Intellectual Property

Figuring on the outside the knowledge-transfer process "is not for the faint of heart," says John McCarthy, an analyst for Forrester Research (FORR) in Cambridge, Mass. "In the best case, they be able to transfer the documentation [to another firm], on the contrary if not, they have to look to the [employees] of Satyam." And once the firm gathers its intellectual property, it has to decide whither else to entrust it.

Satyam has about 550 to 600 clients; those contacted for this item did not want to talk about their business through Satyam. About 237 accounts spend more than $1 million annually with the company and 52 accounts spend more than $10 million. About 23% of its revenues approach from the manufacturing sector; 21% from telecom, knowledge technology, and media companies; 10.5% from retail; and 7% from health care and pharmaceuticals, says McCarthy.

Lifeblood Issues

How plenteous trouble these clients are in for, though, depends not on their particular industries but the types of operations they have outsourced to Satyam. Firms in the greatest danger are those who have contracted with Satyam for running "charge critical" systems and services —intent IT operations core to the assembly’s functioning, says Peter Bendor-Samuel, most eminent executive of the Everest Group, a Dallas outsourcing consultancy.

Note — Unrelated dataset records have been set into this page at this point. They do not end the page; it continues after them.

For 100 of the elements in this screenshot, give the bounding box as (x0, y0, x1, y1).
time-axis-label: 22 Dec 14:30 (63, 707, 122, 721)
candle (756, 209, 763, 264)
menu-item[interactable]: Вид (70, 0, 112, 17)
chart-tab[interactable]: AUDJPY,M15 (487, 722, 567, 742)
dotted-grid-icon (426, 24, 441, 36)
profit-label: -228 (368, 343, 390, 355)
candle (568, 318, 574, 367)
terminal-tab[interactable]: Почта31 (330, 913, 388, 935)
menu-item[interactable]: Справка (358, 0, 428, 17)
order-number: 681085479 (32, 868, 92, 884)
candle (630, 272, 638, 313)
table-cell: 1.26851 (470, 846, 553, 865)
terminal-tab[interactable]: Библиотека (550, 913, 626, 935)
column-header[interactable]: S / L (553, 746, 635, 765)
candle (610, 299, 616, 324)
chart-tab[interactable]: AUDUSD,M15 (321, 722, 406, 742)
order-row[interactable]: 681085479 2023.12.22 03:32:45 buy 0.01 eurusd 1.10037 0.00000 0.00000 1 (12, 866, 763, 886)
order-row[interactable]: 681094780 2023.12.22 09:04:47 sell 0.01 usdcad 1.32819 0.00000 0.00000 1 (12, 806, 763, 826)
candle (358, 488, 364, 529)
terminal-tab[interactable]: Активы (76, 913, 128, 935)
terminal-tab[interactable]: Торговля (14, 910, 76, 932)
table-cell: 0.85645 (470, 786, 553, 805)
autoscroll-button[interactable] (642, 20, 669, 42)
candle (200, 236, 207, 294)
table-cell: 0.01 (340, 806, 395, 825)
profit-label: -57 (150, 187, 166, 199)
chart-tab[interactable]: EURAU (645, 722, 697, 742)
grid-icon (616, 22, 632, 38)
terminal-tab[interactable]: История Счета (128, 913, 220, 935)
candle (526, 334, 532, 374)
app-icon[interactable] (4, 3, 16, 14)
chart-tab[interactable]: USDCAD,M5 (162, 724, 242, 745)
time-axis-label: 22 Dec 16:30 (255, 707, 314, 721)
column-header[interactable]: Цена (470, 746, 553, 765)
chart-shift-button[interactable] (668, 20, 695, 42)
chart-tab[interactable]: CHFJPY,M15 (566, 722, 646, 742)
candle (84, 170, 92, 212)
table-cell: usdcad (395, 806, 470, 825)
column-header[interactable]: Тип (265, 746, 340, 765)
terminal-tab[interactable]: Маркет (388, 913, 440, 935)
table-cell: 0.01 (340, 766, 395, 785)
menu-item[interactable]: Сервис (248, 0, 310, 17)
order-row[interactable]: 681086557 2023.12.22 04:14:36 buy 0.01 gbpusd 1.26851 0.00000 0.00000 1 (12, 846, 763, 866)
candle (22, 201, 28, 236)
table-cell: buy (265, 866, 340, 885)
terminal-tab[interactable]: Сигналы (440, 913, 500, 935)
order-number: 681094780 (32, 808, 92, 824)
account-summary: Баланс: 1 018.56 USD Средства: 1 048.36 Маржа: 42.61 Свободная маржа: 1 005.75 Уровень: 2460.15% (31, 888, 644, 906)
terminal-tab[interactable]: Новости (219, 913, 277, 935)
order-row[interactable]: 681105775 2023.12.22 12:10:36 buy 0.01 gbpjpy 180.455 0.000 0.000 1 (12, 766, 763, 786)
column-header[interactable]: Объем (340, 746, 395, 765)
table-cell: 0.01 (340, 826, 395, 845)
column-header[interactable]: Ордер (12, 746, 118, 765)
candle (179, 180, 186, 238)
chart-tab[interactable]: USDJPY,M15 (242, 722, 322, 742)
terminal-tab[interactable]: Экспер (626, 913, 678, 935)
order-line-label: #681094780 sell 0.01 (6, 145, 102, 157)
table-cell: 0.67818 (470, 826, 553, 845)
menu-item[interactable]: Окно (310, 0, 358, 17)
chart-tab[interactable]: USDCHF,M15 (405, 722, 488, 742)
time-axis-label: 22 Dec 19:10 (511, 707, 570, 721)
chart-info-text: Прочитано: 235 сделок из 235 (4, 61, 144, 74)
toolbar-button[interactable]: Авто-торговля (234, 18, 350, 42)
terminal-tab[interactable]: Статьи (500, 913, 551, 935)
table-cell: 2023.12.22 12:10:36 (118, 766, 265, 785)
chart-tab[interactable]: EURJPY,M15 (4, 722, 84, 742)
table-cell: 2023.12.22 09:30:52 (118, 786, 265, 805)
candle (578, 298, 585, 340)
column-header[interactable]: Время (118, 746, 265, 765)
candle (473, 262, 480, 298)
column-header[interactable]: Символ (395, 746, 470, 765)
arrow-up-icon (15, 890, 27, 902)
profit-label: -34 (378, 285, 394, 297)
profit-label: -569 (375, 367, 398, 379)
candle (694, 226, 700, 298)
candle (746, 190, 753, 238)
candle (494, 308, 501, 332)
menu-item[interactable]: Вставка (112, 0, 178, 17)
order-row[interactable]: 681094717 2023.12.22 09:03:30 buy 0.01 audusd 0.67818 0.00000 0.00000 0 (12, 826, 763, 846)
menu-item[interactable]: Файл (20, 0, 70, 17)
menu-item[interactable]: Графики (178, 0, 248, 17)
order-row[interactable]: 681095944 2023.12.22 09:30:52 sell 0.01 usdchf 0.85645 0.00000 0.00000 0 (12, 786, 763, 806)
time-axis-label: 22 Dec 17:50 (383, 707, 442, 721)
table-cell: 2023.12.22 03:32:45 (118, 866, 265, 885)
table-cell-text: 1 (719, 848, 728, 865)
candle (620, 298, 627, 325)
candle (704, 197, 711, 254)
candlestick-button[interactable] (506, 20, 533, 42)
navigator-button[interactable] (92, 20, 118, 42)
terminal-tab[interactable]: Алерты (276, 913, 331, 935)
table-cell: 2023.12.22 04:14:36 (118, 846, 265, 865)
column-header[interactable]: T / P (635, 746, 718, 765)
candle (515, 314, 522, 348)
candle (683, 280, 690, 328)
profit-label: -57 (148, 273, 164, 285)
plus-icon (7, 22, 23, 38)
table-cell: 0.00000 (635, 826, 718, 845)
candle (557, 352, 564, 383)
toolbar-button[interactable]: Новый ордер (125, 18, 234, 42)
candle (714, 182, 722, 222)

These systems include prudent decisive SAS and Oracle (ORCL) databases that control, instead of example, a company’s accounts due and receivables. "These are lifeblood issues to a company," says Bendor-Samuel. "They’re pretty complicated and scary things to manage. [Satyam clients] are sweating each minute of every day to get it done."

Some companies are in good in a higher degree shape to handle the process than others, says Steve Martin, a partner and co-owner of Pace Harmon, a San Francisco-based outsourcing advisory firm serving Fortune 500 companies. "Best-practices companies complete a good job documenting" business apprehension, says Martin. "Those who put on’t won’t have one orderly or prime mover transfer."

Comments »

The URI to TrackBack this entry is: http://hotusanews.blogsome.com/2009/01/10/satyams-us-clients-face-tough-choices/trackback/

No comments yet.

RSS feed for comments on this post.

Leave a comment

Line and paragraph breaks automatic, e-mail address never displayed, HTML allowed: <a href="" title=""> <abbr title=""> <acronym title=""> <b> <blockquote cite=""> <code> <em> <i> <strike> <strong>



Anti-spam measure: please retype the above text into the box provided.